For my own part, when I am in town, I exercise myself an hour every morning upon a dumb bell that is placed in a corner of my room, and [it] pleases me the more because it does everything I require of it in most profound silence. My landlady and her daughters are so well acquainted with my hours of exercise, that they never come into my room to disturb me whilst I am ringing.

An 18th-century dumb bell machine. Image from the Gentleman's Magazine, 1746.

The dumb-bell exercise apparatus, which was used even by a Founding Father. When Benjamin Franklin was 80, a friend asked him in a letter what accounted for his longevity. Old Ben responded: “I live temperately, drink no wine, and use daily the exercise of the dumb-bell.”

When Addison says he was exercising himself upon a “dumb bell,” he was likely referring to a piece of equipment that included four arms with lead balls on their ends. The apparatus was installed a level above the one on which it would be used. A rope attached to the device ran through the floor to where the user stood below. He would pull the rope up and down, turning the apparatus’ weighted arms like a flywheel. This rope-pulling movement resembled that used to ring a big bell (like a church bell), though this “ringing” did not, of course, result in any sound. Hence, the device was called a “dumb bell” — “dumb” as in “doesn’t make a noise.”

So why did the name “dumb bell” get transferred from this piece of 18th-century exercise equipment to haltere-esque handheld weights?

Perhaps it was because the arms on the dumb-bell apparatus kind of resemble the dumbbells we know today. 

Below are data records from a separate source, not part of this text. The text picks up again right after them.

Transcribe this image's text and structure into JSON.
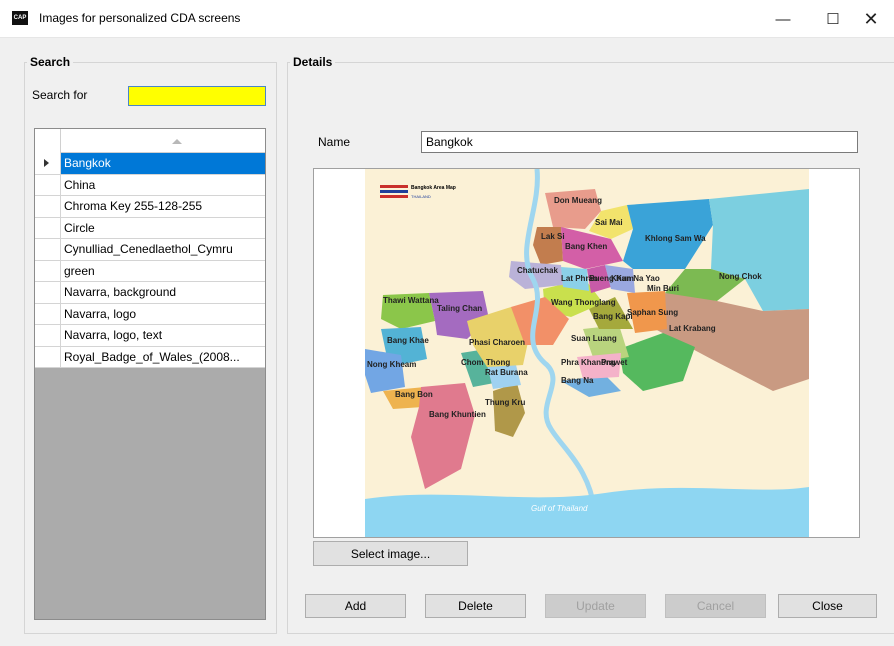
{
  "window": {
    "title": "Images for personalized CDA screens",
    "app_icon_text": "CAP",
    "minimize_glyph": "—",
    "maximize_glyph": "☐",
    "close_glyph": "✕"
  },
  "search": {
    "group_label": "Search",
    "search_for_label": "Search for",
    "search_value": "",
    "images": [
      {
        "name": "Bangkok",
        "selected": true
      },
      {
        "name": "China",
        "selected": false
      },
      {
        "name": "Chroma Key 255-128-255",
        "selected": false
      },
      {
        "name": "Circle",
        "selected": false
      },
      {
        "name": "Cynulliad_Cenedlaethol_Cymru",
        "selected": false
      },
      {
        "name": "green",
        "selected": false
      },
      {
        "name": "Navarra, background",
        "selected": false
      },
      {
        "name": "Navarra, logo",
        "selected": false
      },
      {
        "name": "Navarra, logo, text",
        "selected": false
      },
      {
        "name": "Royal_Badge_of_Wales_(2008...",
        "selected": false
      }
    ]
  },
  "details": {
    "group_label": "Details",
    "name_label": "Name",
    "name_value": "Bangkok",
    "map": {
      "legend_title": "Bangkok Area Map",
      "legend_sub": "THAILAND",
      "districts": [
        "Don Mueang",
        "Sai Mai",
        "Lak Si",
        "Bang Khen",
        "Khlong Sam Wa",
        "Nong Chok",
        "Min Buri",
        "Lat Krabang",
        "Thawi Wattana",
        "Taling Chan",
        "Bang Khae",
        "Nong Kheam",
        "Bang Bon",
        "Bang Khuntien",
        "Chom Thong",
        "Thung Kru",
        "Rat Burana",
        "Prawet",
        "Bang Na",
        "Suan Luang",
        "Phra Khanong",
        "Wang Thonglang",
        "Bang Kapi",
        "Saphan Sung",
        "Chatuchak",
        "Lat Phrao",
        "Bueng Kum",
        "Khan Na Yao",
        "Phasi Charoen"
      ],
      "sea_label": "Gulf of Thailand"
    },
    "select_image_label": "Select image..."
  },
  "actions": {
    "add": "Add",
    "delete": "Delete",
    "update": "Update",
    "cancel": "Cancel",
    "close": "Close"
  },
  "colors": {
    "search_highlight": "#ffff00",
    "selection": "#0078d7",
    "grid_background": "#ababab"
  }
}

Or maybe readers of Addison’s magazine conflated the two articles he wrote together and started thinking of the handheld weights he referenced as “dumb bells” too.

The world may never know.

While there isn’t a definitive answer as to when and why handheld weights became known as dumbbells, it’s clear that by the end of the 18th century, they were regularly being called such (the term “barbell” wouldn’t arrive on the scene for another century). 

It’s also clear that dumbbells have a health-enhancing, strength-improving track record that stretches from antiquity through the present day.  

Long may they continue to be hoisted.